Energy enters most ecosystems through photosynthesis. Producers (plants, algae, cyanobacteria) capture solar energy and fix it into organic molecules. That energy then moves through trophic levels — producers to primary consumers (herbivores) to secondary consumers (carnivores) — losing roughly 90 percent at each transfer, a principle documented in Raymond Lindeman's 1942 work on Cedar Bog Lake (Lindeman, R.L., 1942, Ecology, 23(4):399–417). This 10 percent rule explains why ecosystems can sustain large populations of grass but only small populations of apex predators.

Matter, unlike energy, cycles. The carbon cycle, nitrogen cycle, and phosphorus cycle each move essential elements from the atmosphere or soil through organisms and back again. Decomposers — bacteria and fungi — are the unsung infrastructure of this process. Without them, dead organic matter would accumulate and nutrients would become permanently locked out of circulation.

The mechanism that keeps ecosystems stable under normal conditions is negative feedback. When a prey population grows, predator populations follow, which then reduces prey numbers, which then reduces predator numbers — a self-correcting loop. Positive feedback loops, by contrast, amplify change: melting Arctic ice reduces reflectivity, which accelerates warming, which melts more ice. Understanding which feedback type dominates in a given system is central to predicting its behavior, a point explored in detail across the conceptual overview of how science works.

Common scenarios

Three scenarios illustrate ecosystem mechanics most clearly:

  1. Trophic cascade: The reintroduction of gray wolves (Canis lupus) to Yellowstone National Park in 1995 triggered a cascade in which reduced elk grazing pressure allowed riparian vegetation to recover, which stabilized riverbanks, which altered stream hydrology. A single trophic-level intervention restructured the physical landscape — documented extensively by researchers including William Ripple at Oregon State University.

  2. Nutrient loading (eutrophication): Excess nitrogen and phosphorus from agricultural runoff feeds algal blooms in lakes and coastal zones. When the algae die and decompose, oxygen is consumed, creating hypoxic "dead zones." The Gulf of Mexico dead zone has measured as large as 8,776 square miles in a single year (NOAA, 2017 Gulf Hypoxia Forecast).

  3. Succession: After a disturbance — wildfire, glacier retreat, volcanic eruption — ecosystems rebuild through predictable stages. Pioneer species (lichens, fast-growing annuals) stabilize soil. Mid-successional shrubs follow. Climax communities (old-growth forest, for instance) establish last, sometimes centuries later.

Decision boundaries

Determining where one ecosystem ends and another begins is less obvious than it appears. Ecologists use the concept of the ecotone — a transition zone between ecosystems, like the edge between a forest and a grassland. Ecotones often host higher species diversity than either adjacent ecosystem, a phenomenon called the edge effect.

A more fundamental distinction separates open from closed systems. True closed ecosystems (where no matter enters or exits) are essentially laboratory constructs — Biosphere 2 in Arizona, sealed terrariums. Every natural ecosystem is open to at least some matter exchange. What varies is degree of connectivity.
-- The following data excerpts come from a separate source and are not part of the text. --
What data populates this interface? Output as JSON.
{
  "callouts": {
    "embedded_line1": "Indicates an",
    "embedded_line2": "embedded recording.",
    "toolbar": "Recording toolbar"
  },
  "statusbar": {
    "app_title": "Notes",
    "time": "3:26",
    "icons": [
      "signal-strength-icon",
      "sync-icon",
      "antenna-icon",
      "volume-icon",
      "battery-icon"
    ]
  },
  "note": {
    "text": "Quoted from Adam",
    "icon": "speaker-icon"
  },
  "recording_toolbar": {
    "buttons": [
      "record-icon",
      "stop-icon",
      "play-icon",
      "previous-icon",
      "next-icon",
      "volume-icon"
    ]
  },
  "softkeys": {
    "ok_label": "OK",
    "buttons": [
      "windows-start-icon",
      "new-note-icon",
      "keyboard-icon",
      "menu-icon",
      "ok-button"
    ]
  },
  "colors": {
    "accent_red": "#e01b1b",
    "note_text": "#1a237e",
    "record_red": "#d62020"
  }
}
The other key boundary question is resilience vs. resistance:

A coral reef may be highly resistant to minor temperature fluctuations but have low resilience to bleaching events — meaning that once disrupted, recovery takes decades, not seasons. These two properties often trade off against each other, which is why ecosystems that appear stable can collapse suddenly rather than gradually declining.